Dedicated compute node
By default, a compute node can process both streaming jobs and ad-hoc queries (i.e. serving). Alternatively, you can process streaming and serving by different compute nodes respectively, to mitigate resource contention or to isolate streaming or serving failure. This guide introduces how to set up such dedicated compute nodes to decouple streaming and serving.
To decouple streaming and serving, you need at least one compute node with the streaming
role and one compute node with the serving
role.
When launching a compute node, its role can be specified via either the --role
command-line argument, or RW_COMPUTE_NODE_ROLE
environment variable.
You need to restart the node to update the role. A role can be one of:
both
: The default role, if not specified. Indicates that the compute node is available for both streaming and serving.serving
: Indicates that the compute node is read-only and executes batch queries only.streaming
: Indicates that the compute node is only available for streaming.
In a production environment, it's advisable to use separate nodes for batch and streaming operations. The both
mode, which allows a node to handle both batch and streaming queries, is more suited for testing scenarios. While it's possible to execute batch and streaming queries concurrently, it's recommended to avoid running resource-intensive batch and streaming queries at the same time.
For specific changes required in the YAML file, see Separate batch streaming modes.
Configure a serving
compute node for batch queries
You can use a TOML configuration file to configure a serving
compute node. For detailed instructions, see Node-specific configurations.
Unlike a general-purpose both
compute node, a serving
compute node doesn't require memory allocation or reservation for shared buffer and operator caches. Instead, it's more efficient to increase the sizes of the block and meta caches. However, making these caches too large can limit the scope of data that batch queries can execute.
Here's an example configuration for a serving
compute node with 16GB of memory which you can find in /risingwave/src/config/serving.toml
:
[storage]
# Shared buffer is not needed for a serving-only compute node.
shared_buffer_capacity_mb = 1
# Compactor is irrelevant to a serving-only compute node.

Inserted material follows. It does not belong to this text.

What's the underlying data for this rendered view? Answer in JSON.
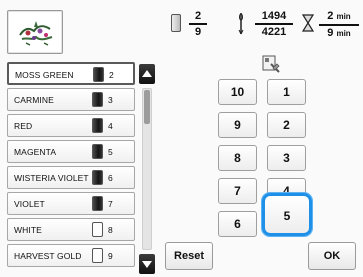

compactor_memory_limit_mb = 1
# Allocate 30% of total memory to block cache: 16GB * 0.3 = 4.8GB
block_cache_capacity_mb = 4800
# Allocate 10% of total memory to meta cache: 16GB * 0.1 = 1.6GB
meta_cache_capacity_mb = 1600
The remaining memory (16GB - 4.8GB - 1.6GB - reserved memory 16GB * 0.3) is used for executing serving queries. We call it "compute memory". If a batch query is resource-intensive and its runtime memory consumption exceeds the available compute memory, it will terminate itself automatically before triggering an out-of-memory (OOM) error.
While we don't recommend executing OLAP-style batch queries that require a large amount of input data, you can adjust the configuration if such a query is needed and the default configuration leaves too little compute memory. Feel free to allocate less memory for the block cache and meta cache to increase the compute memory.